Thompson's protagonists, Raoul Duke and his lawyer sidekick Gonzo, drive to Las Vegas so that Duke, a journalist, can cover a motorcycle race for a major national sport magazine. The magazine gives Duke more or less open-ended expense account.

The race is little more than an excuse for Duke and Gonzo to engage in a long free-for-all "weekend" of drug extravaganza, ingesting so much alcohol and drugs, that, along with indiscriminate and massive pill popping, it is a wonder they are still alive at the end of their spree. On a continual high, they trash their expensive hotel room, run up huge bills for the magazine to pay, and Duke provides an irreverent running commentary on what they see through a drug-induced haze.
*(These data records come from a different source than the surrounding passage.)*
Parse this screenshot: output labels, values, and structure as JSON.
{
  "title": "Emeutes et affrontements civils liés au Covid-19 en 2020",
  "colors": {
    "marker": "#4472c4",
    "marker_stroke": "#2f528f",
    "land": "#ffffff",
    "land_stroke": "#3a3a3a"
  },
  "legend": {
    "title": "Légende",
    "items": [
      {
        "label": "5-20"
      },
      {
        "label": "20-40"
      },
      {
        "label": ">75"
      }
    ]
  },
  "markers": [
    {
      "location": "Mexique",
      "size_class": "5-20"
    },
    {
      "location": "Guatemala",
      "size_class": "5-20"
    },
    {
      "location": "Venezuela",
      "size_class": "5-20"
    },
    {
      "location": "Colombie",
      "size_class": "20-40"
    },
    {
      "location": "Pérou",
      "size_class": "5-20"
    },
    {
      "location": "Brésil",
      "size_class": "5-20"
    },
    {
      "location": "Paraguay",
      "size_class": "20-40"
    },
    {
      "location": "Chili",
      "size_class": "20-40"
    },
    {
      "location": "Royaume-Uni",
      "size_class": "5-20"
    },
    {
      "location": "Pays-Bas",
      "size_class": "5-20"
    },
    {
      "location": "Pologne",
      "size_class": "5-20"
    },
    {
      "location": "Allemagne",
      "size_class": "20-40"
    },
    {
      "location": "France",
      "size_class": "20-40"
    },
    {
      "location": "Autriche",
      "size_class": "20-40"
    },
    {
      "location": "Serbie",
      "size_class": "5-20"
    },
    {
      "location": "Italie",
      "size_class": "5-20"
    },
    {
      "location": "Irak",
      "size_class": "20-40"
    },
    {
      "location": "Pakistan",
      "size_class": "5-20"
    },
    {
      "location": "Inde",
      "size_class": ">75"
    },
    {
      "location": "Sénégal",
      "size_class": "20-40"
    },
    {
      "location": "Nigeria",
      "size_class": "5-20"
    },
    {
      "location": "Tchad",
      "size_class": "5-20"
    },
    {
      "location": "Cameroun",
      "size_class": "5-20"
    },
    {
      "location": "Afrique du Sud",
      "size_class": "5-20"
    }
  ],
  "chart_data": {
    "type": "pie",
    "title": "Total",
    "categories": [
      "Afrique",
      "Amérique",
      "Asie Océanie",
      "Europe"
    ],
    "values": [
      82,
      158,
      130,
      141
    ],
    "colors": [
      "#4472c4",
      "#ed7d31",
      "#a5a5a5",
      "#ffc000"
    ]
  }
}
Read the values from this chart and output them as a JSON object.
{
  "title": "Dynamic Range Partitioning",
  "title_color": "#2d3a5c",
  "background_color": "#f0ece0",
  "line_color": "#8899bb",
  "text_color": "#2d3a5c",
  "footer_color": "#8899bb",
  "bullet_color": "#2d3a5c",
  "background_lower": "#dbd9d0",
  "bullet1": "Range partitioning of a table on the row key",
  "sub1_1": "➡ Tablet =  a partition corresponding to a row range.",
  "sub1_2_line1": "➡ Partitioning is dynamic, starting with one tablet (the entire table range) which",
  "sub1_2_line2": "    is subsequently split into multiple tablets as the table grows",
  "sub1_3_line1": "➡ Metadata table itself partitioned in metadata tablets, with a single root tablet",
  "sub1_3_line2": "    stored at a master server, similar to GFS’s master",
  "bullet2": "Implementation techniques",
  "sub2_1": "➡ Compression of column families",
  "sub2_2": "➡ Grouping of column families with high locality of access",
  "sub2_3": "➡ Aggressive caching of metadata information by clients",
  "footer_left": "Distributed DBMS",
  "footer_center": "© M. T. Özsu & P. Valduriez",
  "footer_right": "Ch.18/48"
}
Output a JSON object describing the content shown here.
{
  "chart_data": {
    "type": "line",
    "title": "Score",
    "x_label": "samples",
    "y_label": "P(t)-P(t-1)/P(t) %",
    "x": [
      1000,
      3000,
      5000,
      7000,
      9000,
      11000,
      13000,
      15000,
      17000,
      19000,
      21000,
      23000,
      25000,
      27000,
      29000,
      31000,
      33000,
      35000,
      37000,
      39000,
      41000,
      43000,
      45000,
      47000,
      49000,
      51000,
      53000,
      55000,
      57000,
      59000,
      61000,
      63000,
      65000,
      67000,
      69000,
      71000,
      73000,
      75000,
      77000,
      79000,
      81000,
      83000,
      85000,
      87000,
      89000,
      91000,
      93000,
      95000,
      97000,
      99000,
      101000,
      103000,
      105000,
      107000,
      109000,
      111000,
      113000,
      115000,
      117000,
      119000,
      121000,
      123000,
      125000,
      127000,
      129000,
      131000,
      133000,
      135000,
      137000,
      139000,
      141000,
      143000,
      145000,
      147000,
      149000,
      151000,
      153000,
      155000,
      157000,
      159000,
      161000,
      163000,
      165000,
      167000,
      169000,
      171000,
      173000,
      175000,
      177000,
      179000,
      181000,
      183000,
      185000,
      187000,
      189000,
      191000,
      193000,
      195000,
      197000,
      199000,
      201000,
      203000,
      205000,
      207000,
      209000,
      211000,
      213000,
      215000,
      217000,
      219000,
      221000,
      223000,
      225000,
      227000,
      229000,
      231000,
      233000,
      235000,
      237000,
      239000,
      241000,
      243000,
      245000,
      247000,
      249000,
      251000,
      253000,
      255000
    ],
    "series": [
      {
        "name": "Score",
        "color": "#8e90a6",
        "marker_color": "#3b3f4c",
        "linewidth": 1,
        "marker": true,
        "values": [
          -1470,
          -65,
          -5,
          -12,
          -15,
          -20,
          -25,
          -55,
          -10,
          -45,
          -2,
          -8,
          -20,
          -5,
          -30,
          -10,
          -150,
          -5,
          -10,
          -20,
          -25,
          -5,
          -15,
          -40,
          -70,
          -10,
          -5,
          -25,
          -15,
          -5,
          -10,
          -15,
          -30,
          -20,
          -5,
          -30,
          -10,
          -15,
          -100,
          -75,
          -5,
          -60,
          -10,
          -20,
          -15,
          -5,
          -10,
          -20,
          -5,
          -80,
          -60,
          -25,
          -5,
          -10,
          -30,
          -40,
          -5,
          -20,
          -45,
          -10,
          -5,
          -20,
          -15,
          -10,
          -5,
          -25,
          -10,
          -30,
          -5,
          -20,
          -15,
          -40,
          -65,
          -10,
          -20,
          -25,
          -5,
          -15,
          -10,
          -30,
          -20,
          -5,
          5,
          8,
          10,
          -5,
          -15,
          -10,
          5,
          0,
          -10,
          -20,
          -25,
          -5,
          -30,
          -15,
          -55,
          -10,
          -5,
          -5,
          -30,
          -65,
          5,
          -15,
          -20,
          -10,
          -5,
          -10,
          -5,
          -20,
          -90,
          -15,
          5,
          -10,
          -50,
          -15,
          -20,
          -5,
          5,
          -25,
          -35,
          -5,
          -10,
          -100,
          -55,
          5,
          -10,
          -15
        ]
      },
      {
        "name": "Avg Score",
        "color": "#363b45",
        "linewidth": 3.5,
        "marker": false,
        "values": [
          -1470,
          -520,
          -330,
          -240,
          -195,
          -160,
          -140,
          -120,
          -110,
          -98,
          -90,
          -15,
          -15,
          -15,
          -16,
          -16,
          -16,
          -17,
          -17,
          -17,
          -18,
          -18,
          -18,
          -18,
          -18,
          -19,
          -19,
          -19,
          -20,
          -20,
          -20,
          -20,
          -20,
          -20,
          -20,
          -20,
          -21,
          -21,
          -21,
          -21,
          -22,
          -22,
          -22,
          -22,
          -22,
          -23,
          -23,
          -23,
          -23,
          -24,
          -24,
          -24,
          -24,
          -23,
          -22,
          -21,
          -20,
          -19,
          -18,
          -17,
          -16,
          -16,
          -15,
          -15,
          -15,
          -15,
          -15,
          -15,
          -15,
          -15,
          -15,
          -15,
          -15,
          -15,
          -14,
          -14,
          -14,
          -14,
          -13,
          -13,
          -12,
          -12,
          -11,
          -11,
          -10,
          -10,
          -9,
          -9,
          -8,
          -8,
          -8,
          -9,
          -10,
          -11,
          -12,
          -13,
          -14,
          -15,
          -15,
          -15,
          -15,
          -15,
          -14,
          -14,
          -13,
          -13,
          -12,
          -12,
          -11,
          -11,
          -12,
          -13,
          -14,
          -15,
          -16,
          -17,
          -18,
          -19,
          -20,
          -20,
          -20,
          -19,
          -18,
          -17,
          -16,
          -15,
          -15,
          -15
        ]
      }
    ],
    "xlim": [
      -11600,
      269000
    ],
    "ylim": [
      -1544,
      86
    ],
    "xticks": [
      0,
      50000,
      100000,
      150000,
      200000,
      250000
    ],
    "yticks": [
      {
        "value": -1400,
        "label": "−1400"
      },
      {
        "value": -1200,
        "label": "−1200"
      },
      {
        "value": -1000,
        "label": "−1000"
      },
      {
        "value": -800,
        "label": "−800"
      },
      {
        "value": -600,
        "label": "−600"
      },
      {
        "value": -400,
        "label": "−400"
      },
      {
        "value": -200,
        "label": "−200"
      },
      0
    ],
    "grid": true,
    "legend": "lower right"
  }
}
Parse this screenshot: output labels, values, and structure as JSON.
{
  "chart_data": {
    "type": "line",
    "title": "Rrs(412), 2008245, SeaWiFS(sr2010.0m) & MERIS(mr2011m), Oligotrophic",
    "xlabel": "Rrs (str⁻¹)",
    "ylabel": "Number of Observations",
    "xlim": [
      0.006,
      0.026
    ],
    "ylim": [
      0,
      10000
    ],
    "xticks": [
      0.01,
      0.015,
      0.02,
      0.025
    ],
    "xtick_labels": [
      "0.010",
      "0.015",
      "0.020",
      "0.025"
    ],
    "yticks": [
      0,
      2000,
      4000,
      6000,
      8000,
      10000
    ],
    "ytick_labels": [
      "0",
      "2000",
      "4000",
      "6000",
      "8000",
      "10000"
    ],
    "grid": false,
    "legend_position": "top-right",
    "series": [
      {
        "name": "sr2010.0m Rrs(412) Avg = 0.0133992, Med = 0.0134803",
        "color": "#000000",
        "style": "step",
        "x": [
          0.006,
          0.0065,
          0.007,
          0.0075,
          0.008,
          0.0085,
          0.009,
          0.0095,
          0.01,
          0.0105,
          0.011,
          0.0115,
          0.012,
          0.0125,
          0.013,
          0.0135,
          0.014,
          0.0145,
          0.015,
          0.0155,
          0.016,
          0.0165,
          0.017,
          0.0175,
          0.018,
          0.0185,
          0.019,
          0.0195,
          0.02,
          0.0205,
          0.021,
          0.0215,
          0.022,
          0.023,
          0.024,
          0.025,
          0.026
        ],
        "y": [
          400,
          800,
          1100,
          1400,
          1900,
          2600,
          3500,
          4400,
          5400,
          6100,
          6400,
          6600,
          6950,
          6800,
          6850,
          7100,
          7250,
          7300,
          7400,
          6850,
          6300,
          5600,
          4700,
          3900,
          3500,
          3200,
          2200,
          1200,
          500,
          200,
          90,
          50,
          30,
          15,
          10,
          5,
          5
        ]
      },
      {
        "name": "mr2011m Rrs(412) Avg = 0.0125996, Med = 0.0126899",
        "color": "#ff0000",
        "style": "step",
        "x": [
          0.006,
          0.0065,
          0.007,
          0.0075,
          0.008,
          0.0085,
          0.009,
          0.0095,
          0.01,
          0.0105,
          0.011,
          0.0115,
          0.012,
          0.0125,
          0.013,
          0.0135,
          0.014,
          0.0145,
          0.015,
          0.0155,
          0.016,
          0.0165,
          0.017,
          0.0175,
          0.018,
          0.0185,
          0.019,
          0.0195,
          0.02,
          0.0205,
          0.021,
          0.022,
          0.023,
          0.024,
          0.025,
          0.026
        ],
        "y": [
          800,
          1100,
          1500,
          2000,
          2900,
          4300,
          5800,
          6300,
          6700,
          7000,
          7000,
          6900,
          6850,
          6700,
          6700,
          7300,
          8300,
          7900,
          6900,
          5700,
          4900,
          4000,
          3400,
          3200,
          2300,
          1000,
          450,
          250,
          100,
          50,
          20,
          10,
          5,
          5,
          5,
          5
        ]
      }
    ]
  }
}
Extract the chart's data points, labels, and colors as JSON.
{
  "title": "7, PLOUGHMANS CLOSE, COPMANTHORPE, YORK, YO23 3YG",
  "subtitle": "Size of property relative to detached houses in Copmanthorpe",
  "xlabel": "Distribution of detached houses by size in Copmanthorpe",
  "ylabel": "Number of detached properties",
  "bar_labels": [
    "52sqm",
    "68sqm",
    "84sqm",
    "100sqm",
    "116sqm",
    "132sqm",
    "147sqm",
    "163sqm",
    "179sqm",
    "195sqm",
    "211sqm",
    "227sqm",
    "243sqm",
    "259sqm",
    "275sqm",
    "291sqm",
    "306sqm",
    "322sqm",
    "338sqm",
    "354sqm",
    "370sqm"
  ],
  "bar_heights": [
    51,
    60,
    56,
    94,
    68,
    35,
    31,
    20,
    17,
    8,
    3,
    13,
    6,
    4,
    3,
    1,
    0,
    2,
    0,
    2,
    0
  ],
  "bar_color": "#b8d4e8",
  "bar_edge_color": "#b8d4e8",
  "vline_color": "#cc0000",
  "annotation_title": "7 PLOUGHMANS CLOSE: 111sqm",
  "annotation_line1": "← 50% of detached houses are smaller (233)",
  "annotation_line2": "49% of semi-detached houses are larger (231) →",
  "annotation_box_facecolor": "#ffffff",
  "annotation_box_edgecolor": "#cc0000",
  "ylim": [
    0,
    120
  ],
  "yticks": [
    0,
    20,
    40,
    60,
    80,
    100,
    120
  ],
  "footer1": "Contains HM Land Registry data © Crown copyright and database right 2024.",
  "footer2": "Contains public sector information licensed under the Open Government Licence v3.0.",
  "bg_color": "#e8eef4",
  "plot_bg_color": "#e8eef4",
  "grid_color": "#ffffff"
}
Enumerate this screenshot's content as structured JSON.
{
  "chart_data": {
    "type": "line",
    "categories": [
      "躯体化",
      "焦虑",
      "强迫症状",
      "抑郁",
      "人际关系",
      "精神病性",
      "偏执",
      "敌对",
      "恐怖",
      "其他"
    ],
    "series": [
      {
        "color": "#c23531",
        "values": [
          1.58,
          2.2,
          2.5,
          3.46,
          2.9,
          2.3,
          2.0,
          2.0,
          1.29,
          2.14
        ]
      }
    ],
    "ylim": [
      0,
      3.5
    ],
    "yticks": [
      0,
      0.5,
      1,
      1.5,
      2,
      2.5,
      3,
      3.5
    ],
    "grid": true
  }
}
For instance, as they are drinking in a Las Vegas beer hall type setting with trapeze artists in the middle, Duke comments this is what America would be had the Nazis won the war. In other words, neither he nor Gonzo are impressed by the tinsel spectacle of American life that Las Vegas typifies.

The twosome show their irreverent disrespect for the allure of materialism by escaping it through drugs and destroying it in the process of being high. They also manifest a complete irreverence towards rules and order. Both of these attitudes are representative of a late 1960s counter-culture mindset that Thompson expresses with no holds barred.